Si en France la disparition de l’ancien président occupe une place importante et justifiée dans les médias, journaux et autres canaux d’information, ici aux USA, celle-ci n’a pas été mentionnée par les chaînes d’info, chaînes trop occupées à décortiquer, disséquer, analyser avec délectation les éléments de la chute à venir.

Une autre raison participe à ce silence. Suite aux attentats du 11 septembre 2000, la France s’est rangée aux côtés des USA et des nations de l’OTAN pour intervenir en Afghanistan. Les accords de défense mutuels ont enclenché la participation française à cette intervention. Les USA ont ensuite tenté d’impliquer les alliés dans une guerre en Irak pour se débarrasser de Sadam Hussein. Le gouvernement américain de l’époque prétendait que celui-ci avait accumulé des armes de destruction massive. Ce mensonge d’état, mensonge monté de toutes pièces, a été dénoncé par Jacques Chirac. Cette dénonciation fut reçue aux USA comme une trahison. Dominique de Villepin, ministre des affaires étrangères de Jacques Chirac, aura prononcé aux Nations Unies, un discours montrant à la fois le mensonge d’état de l’administration américaine à propos des armes de destruction massive ainsi que les conséquences ingérables d’une telle intervention.

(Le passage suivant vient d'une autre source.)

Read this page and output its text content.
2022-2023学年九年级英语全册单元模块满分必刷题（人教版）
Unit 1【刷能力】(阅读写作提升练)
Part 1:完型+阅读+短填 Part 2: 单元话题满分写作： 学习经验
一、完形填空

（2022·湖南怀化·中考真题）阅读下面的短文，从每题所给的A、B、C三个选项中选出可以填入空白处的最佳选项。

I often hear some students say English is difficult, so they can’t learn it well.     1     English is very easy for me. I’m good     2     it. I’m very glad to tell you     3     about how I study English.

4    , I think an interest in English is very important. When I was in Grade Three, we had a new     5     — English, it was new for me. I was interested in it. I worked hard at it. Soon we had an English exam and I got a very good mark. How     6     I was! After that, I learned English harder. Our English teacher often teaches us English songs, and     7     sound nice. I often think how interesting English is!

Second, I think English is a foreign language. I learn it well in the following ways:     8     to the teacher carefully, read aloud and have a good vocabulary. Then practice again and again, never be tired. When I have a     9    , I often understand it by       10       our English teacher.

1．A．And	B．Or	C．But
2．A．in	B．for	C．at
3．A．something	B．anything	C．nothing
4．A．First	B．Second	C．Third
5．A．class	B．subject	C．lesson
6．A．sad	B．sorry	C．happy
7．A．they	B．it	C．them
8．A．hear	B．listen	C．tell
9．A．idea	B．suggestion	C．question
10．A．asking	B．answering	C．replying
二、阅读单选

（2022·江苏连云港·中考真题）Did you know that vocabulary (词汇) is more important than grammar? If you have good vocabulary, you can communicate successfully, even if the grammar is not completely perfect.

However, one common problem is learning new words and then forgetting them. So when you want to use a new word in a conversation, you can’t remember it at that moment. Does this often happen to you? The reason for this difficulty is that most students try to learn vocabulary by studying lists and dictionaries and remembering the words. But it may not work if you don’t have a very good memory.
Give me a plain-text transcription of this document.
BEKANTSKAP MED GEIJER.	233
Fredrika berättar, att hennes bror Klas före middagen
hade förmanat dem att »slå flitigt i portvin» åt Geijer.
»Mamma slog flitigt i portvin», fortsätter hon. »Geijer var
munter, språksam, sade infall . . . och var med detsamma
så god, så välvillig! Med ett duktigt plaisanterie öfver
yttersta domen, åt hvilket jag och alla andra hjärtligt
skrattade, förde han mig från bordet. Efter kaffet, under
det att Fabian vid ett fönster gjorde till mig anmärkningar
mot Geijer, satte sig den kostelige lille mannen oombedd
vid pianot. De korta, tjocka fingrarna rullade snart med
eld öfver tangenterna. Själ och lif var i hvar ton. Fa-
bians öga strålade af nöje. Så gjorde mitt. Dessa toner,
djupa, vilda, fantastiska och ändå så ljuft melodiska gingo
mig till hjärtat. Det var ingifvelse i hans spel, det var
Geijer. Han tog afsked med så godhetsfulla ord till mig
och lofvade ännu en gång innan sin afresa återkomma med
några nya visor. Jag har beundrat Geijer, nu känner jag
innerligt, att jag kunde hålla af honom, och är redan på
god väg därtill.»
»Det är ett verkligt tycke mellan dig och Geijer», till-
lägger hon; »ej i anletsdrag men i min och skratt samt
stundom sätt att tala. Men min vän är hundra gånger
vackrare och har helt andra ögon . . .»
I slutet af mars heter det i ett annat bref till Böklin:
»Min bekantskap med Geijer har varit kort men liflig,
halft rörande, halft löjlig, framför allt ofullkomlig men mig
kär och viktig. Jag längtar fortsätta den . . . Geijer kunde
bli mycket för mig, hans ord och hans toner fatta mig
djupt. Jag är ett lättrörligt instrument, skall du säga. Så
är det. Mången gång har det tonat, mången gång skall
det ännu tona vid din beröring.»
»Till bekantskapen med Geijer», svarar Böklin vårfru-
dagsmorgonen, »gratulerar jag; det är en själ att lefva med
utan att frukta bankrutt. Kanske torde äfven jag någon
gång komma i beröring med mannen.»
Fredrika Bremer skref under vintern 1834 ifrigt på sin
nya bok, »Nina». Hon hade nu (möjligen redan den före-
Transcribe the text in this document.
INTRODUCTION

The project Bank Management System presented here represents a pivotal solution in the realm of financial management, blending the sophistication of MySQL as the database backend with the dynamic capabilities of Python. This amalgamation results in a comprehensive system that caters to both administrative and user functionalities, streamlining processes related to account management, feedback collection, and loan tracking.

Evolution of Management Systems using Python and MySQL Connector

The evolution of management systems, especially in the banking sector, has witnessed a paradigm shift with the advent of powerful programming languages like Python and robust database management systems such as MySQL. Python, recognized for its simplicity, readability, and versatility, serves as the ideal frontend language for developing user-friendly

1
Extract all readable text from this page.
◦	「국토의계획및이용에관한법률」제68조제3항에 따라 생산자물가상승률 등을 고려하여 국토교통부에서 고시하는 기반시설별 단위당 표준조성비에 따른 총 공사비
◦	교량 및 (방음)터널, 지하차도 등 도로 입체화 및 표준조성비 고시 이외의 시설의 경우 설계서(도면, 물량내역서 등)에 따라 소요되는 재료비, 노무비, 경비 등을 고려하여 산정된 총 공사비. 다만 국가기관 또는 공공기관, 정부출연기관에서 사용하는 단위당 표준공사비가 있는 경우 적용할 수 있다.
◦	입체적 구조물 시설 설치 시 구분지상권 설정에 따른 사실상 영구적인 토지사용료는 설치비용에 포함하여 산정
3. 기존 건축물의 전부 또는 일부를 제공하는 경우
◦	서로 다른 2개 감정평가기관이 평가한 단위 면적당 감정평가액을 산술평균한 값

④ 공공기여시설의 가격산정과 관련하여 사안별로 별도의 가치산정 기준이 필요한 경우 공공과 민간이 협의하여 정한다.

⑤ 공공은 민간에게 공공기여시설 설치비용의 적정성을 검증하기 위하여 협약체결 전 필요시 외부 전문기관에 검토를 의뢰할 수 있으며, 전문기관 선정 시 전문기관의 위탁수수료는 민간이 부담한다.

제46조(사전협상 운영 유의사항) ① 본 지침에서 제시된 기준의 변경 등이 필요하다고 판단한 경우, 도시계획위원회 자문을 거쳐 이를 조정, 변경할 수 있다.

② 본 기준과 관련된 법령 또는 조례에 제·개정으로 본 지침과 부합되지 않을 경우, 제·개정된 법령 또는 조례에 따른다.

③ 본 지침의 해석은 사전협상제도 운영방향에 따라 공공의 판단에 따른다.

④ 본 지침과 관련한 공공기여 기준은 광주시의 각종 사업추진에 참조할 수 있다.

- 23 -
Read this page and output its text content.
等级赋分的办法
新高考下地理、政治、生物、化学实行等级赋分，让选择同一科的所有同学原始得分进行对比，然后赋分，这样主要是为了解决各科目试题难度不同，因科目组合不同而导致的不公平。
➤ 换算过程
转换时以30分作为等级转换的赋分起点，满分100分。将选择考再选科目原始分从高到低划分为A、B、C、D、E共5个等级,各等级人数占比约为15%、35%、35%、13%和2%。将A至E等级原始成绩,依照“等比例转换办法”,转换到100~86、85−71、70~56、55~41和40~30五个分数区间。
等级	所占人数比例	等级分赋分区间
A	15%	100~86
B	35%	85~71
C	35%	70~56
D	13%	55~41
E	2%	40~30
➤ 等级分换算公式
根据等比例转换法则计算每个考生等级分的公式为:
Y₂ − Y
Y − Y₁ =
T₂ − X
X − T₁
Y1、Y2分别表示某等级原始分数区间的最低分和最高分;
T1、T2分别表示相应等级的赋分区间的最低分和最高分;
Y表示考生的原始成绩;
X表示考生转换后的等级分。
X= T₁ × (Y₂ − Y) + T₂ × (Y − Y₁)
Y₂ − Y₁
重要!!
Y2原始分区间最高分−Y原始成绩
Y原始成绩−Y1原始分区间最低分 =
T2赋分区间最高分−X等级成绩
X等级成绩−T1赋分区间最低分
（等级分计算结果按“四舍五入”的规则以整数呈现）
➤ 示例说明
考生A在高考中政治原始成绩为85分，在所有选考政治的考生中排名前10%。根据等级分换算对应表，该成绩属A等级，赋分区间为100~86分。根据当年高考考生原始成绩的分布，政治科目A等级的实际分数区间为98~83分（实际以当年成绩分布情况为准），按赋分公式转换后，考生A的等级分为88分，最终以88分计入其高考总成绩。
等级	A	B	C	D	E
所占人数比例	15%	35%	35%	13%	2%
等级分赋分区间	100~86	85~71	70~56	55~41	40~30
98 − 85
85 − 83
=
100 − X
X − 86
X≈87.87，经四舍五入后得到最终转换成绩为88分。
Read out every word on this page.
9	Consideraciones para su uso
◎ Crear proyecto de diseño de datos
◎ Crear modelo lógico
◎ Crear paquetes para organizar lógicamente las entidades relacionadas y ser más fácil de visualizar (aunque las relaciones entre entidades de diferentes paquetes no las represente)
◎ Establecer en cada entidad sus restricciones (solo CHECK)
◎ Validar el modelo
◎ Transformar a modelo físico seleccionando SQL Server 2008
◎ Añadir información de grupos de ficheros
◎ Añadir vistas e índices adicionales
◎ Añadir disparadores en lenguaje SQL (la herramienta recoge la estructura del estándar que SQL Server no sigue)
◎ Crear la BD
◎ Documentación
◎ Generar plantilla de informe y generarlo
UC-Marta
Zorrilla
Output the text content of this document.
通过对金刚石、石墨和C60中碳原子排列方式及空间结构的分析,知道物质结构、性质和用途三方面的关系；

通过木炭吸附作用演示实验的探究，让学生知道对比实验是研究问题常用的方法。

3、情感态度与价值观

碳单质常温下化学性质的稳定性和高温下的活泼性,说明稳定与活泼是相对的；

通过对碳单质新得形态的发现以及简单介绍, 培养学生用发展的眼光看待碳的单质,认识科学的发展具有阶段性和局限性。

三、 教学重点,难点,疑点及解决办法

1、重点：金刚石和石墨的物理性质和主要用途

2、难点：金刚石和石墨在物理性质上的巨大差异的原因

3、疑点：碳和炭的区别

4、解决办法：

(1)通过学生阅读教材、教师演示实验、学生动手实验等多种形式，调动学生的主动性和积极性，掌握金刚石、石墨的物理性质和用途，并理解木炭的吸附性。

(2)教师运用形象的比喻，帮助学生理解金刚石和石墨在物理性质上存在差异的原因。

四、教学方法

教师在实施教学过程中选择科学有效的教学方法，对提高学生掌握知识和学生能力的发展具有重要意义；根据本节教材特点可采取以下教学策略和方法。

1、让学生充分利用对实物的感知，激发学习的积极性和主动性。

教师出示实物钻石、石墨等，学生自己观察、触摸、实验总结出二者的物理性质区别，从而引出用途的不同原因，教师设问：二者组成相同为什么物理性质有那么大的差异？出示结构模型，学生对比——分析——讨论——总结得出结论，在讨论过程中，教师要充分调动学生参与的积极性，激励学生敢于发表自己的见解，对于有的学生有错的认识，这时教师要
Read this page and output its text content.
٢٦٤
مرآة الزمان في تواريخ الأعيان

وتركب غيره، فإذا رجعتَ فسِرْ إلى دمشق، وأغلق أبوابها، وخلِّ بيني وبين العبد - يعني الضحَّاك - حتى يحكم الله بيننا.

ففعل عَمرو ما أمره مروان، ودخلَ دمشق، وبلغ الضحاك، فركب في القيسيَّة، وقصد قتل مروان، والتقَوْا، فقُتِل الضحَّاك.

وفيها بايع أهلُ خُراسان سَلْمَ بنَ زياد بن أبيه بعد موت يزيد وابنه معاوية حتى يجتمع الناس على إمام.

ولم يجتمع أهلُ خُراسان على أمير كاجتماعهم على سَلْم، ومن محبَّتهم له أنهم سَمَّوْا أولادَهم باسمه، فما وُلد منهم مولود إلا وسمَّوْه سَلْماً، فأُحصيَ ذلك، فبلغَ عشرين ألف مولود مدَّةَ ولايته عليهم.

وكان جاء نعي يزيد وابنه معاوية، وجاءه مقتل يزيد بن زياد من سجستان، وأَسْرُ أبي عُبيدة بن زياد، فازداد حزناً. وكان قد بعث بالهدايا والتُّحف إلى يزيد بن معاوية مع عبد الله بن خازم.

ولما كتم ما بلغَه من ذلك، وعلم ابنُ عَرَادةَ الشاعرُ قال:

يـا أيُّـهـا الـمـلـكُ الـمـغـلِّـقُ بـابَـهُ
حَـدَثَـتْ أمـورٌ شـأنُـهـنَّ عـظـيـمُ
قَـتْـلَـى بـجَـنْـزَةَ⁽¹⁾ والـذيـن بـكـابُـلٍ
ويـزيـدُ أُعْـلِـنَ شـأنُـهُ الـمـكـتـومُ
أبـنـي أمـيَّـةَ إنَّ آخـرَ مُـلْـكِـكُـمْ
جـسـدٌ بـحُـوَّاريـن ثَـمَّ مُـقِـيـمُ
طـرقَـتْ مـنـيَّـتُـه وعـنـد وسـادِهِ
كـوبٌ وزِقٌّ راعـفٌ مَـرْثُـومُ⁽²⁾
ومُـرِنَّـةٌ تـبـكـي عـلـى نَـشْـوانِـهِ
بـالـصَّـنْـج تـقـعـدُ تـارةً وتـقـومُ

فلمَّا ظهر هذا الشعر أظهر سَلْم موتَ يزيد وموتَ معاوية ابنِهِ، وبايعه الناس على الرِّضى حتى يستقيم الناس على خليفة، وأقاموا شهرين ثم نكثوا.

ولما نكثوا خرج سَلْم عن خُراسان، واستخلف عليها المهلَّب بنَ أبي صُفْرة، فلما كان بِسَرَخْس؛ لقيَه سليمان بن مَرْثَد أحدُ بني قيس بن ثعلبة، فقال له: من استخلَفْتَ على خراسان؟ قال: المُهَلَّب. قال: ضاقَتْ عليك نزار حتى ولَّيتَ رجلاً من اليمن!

Près de quinze années plus tard, ce discours reste juste et visionnaire. Les US ont engagé le monde dans une guerre mafieuse dont la vocation réelle était de s’approprier les richesses pétrolières irakiennes. Cette guerre d’Irak aura donné naissance à une guerre de religion qui pourrit la stabilité de la région et plus largement celle du monde. Les US n’ont probablement pas oublié cette leçon de politique internationale et, par leur absence, soulignent la justesse des positions prises alors par Jacques Chirac.

Si la bêtise est rancunière, l’histoire reste à la longue intraitable avec la distorsion de la réalité. Jacques Chirac avait raison. Le discours populiste, démagogue, mensonger de l’administration US actuelle, face à la disparition de Jacques Chirac montre, pour peu de temps encore, ses limites.